Melalui langkah tersebut, perjuangan yang sebelumnya dilakukan di medan perang beralih menjadi upaya memperkuat akidah serta membina akhlak masyarakat.

Keunikan Masjid Baiturrahman terlihat dari ornamen lafaz “Lillah” yang terukir di berbagai bagian bangunan. Tulisan tersebut dapat ditemukan pada pintu, dinding, tiang penyangga, mimbar, hingga langit-langit masjid.

Pengasuh masjid generasi keempat, Kiai Zaini Thoyyib, menjelaskan bahwa ornamen tersebut memiliki makna mendalam. Menurutnya, tulisan itu menjadi pengingat agar setiap ibadah dilakukan dengan niat yang tulus tanpa mengharapkan imbalan.

Nilai tersebut juga berkaitan dengan ajaran Tarekat Naqsyabandiyah yang menekankan konsep lillahi ta’ala, yaitu melakukan segala sesuatu semata-mata karena Allah.

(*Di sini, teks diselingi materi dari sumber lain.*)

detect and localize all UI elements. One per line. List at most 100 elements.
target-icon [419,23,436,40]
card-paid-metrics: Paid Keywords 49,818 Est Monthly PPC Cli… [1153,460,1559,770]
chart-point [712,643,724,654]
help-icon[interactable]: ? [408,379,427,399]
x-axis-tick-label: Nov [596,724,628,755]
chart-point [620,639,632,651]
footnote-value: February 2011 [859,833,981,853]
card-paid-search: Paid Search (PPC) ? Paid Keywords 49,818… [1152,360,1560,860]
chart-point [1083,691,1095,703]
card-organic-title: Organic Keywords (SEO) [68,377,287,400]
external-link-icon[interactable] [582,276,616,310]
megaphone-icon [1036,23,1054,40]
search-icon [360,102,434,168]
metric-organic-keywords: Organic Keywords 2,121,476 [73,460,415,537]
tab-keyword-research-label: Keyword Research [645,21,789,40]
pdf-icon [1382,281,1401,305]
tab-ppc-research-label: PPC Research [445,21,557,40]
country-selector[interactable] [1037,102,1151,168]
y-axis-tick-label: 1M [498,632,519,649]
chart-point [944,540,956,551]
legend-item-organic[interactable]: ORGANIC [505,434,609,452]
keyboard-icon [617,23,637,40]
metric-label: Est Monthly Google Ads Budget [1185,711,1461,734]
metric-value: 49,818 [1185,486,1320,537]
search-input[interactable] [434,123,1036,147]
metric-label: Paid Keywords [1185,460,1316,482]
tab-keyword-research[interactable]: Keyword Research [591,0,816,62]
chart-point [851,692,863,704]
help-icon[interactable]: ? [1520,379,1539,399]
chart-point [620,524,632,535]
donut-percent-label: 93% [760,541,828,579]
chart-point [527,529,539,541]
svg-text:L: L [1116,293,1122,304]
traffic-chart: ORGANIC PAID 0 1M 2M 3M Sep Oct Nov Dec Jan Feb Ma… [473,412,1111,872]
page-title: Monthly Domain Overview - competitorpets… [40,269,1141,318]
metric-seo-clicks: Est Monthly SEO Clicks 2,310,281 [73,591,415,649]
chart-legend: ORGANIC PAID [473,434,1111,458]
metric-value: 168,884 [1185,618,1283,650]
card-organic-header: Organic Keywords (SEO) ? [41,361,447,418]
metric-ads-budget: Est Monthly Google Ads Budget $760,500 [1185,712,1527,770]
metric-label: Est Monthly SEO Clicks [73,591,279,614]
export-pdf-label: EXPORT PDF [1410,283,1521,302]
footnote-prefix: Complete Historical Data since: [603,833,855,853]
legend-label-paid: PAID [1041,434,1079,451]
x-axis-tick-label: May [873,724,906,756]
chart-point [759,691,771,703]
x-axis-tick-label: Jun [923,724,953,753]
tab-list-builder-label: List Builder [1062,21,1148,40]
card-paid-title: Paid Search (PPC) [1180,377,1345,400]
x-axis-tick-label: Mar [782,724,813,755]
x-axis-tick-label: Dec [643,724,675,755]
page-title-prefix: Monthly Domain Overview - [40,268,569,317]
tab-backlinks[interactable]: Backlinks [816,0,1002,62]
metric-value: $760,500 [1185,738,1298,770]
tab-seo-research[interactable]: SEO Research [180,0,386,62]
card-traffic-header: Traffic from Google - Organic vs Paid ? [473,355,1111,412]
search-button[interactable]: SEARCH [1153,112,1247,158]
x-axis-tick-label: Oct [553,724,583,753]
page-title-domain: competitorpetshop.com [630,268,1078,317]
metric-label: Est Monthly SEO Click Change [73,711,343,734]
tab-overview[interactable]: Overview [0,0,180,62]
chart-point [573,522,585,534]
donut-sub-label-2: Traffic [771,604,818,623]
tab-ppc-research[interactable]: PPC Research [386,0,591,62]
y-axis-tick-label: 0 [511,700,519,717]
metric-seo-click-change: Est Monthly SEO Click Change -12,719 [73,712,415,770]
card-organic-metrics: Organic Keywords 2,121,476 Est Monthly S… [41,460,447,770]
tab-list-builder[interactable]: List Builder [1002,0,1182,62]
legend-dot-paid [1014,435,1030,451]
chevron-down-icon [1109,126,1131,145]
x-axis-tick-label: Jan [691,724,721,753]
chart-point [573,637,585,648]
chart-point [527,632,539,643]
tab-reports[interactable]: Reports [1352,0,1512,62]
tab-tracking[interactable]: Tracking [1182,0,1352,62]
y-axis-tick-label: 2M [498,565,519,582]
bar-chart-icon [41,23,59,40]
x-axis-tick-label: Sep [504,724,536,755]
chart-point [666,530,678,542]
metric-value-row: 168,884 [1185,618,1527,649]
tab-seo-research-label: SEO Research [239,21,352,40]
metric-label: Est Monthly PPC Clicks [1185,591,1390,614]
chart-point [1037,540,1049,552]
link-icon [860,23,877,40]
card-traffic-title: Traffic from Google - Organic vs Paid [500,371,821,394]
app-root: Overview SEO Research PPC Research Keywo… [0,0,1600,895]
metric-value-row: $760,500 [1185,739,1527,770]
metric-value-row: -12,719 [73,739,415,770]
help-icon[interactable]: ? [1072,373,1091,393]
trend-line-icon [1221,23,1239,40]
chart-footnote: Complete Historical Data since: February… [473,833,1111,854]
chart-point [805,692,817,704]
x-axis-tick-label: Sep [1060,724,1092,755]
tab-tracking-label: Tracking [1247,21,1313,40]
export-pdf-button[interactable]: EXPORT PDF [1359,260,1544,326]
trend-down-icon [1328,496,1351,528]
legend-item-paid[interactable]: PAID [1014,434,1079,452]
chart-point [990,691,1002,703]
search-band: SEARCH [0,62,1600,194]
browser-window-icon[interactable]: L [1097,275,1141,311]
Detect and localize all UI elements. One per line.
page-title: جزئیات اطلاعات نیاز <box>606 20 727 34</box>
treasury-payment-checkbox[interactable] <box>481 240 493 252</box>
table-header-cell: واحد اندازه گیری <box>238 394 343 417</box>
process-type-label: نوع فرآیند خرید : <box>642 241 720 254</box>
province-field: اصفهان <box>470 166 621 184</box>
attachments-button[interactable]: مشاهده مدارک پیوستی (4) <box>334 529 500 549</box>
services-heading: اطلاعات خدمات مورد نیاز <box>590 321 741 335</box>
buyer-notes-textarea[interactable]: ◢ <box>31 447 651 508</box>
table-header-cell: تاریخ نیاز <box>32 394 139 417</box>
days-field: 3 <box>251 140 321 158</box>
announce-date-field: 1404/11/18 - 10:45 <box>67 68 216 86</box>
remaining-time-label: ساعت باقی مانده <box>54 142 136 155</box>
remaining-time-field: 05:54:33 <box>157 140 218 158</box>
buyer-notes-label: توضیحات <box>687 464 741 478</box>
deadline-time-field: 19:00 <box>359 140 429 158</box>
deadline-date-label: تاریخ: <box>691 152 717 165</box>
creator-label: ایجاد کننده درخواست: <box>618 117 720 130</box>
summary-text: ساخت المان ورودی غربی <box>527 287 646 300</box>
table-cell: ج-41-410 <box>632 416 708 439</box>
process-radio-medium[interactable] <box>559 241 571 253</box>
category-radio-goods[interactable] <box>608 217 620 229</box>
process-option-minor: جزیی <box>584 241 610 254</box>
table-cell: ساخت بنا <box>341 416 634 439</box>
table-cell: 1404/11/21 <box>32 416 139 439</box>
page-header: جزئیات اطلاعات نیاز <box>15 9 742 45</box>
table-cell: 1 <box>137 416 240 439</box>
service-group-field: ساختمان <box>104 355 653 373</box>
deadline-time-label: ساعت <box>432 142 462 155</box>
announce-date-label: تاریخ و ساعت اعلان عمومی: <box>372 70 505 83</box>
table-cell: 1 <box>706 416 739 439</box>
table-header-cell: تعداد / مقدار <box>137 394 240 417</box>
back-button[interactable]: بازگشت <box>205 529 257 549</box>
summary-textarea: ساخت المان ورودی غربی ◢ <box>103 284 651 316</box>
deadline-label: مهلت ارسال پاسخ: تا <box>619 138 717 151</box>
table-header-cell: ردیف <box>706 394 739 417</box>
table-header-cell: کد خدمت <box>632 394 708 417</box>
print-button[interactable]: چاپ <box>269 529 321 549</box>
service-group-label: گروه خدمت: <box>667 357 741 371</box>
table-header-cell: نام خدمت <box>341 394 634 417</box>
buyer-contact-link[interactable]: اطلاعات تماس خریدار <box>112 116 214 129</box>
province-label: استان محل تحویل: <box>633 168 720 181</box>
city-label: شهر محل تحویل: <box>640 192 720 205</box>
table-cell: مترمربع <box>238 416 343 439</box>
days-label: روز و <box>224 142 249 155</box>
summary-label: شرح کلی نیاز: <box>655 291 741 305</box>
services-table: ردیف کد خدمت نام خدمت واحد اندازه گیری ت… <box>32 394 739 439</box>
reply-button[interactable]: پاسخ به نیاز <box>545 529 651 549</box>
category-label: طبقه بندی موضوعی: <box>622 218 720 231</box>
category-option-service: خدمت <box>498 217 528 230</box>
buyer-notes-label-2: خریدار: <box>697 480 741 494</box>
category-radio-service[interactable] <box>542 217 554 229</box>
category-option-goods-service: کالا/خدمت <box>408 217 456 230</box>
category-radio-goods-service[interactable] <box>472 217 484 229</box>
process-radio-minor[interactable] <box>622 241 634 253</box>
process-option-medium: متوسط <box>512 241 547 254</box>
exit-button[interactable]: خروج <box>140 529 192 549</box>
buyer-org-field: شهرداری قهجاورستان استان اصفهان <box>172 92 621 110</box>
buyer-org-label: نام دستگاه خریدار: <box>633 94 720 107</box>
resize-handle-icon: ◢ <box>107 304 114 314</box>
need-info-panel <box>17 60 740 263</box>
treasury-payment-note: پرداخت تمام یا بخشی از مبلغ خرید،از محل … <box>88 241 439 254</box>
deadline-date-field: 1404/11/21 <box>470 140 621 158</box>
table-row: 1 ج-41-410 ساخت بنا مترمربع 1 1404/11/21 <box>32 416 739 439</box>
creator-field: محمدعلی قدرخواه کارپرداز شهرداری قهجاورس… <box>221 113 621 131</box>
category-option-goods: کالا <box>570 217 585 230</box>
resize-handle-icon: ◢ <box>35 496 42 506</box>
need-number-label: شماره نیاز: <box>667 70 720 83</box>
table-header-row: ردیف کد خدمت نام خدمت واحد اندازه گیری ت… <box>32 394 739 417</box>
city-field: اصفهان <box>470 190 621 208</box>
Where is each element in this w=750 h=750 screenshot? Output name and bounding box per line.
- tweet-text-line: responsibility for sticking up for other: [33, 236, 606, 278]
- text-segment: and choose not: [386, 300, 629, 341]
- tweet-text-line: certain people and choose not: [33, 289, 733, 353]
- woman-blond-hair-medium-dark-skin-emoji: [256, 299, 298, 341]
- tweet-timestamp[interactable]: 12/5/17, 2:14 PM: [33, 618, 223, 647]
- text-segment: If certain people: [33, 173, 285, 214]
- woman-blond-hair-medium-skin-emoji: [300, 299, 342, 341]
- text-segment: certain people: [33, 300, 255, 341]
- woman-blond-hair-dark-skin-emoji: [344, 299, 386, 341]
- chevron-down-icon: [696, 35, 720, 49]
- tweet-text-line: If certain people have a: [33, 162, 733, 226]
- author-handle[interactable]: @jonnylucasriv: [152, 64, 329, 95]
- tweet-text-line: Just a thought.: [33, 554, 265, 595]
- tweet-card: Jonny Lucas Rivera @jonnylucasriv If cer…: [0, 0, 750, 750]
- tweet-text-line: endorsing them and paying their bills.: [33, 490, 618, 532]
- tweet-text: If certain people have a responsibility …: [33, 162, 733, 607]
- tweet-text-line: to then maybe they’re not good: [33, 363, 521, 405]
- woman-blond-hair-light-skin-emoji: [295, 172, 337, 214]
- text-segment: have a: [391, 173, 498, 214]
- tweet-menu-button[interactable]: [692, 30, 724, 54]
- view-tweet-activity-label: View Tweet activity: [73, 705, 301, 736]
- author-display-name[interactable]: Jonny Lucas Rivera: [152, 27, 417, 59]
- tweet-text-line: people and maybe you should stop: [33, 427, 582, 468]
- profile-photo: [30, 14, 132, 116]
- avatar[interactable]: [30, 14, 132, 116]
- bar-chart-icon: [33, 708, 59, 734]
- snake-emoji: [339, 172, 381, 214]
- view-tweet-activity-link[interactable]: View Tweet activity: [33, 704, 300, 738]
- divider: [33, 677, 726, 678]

Tulisan lafaz tersebut yang terpasang di berbagai sudut masjid sekaligus menjadi pengingat bagi jemaah agar senantiasa menjaga keikhlasan dalam beribadah.

Walaupun telah berdiri hampir dua abad, sebagian besar struktur asli masjid masih terpelihara. Beberapa bagian seperti kayu usuk dan tiang penyangga yang berasal dari abad ke-19 masih digunakan hingga sekarang.

Perbaikan sempat dilakukan pada tahun 1980-an, terutama pada bagian lantai dan atap untuk meningkatkan kenyamanan jemaah. Meski begitu, renovasi tersebut tetap mempertahankan bentuk dasar serta karakter arsitektur lama masjid.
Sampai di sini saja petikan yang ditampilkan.